In this architecture, you can have various layers or components, including:
- Data sources, such as flat files, databases, and existing operational systems,
- an ETL layer for extracting, transforming, and loading data, optional staging and sandbox areas for holding data and developing workflows,
- an enterprise data warehouse repository,
- sometimes, data marts, which are known as a “hub and spoke” architecture when multiple data marts are involved, and
- an analytics layer and business intelligence tools.
Data warehouses also enforce security for incoming data and data passing through to further stages and users throughout the network. Interoperability among components is vital.
IBM EDW
Next, let’s check out IBM-specific reference data warehouse architecture.
Each layer of the architecture performs a specific function:
- The data acquisition layer consists of components to acquire raw data from source systems, such as human resources, finance, and billing departments.
- The data integration layer, essentially a staging area, has components for extracting the data, transforming it, and loading it into the data repository layer. It also houses administration tools and central metadata.
- The data repository layer stores the integrated data, typically employing a relational model.
- The analytics layer often stores data in a cube format to make it easier for users toanalyze it.
- And, the final presentation layer incorporates applications that provide access for different sets of users, such as marketing analysts, users, and agents. Applications consume the data through web pages and portals defined in the reporting tool or through web services.

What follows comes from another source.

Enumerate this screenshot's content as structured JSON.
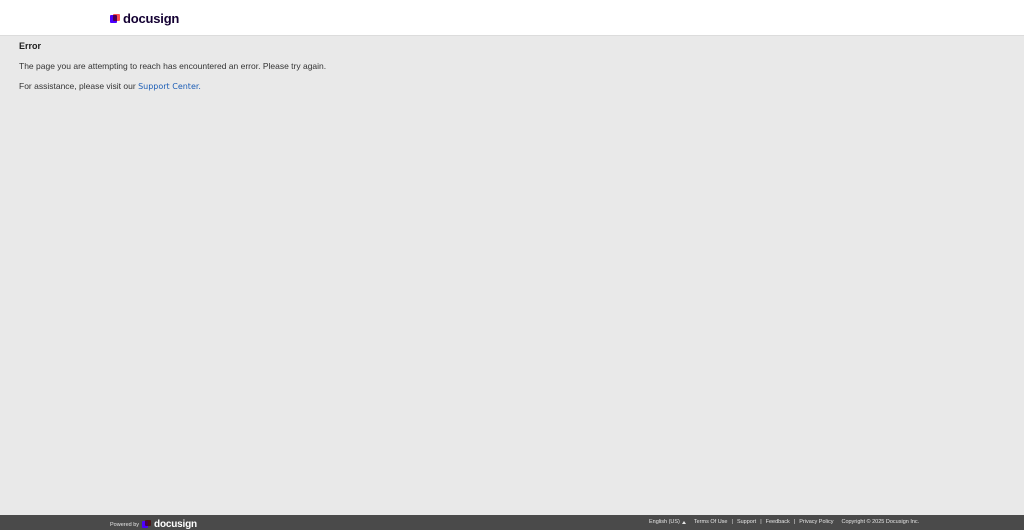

IBM reference architecture is supported and extended using several products from the IBM InfoSphere suite.
- IBM InfoSphere DataStage is a scalable ETL platform that delivers near real-time integration of all data types, on-premises, and in cloud environments.
- IBM InfoSphere MetaData Workbench provides end-to-end data flow reporting and impacts analysis of information assets in an environment that allows organizations to share easily, locate, and retrieve information from these systems.
- Use the built-in data flow reporting capabilities to monitor how IBM InfoSphere DataStage moves and transforms your data.
- IBM InfoSphere QualityStage, designed to support your data quality and information governance initiatives, enables you to investigate, cleanse, and manage your data.
- And finally, IBM Cognos Analytics is an advanced business intelligence platform that generates reports, scoreboards, and dashboards, performs exploratory data analysis, and even curates and joins your data using multiple sources.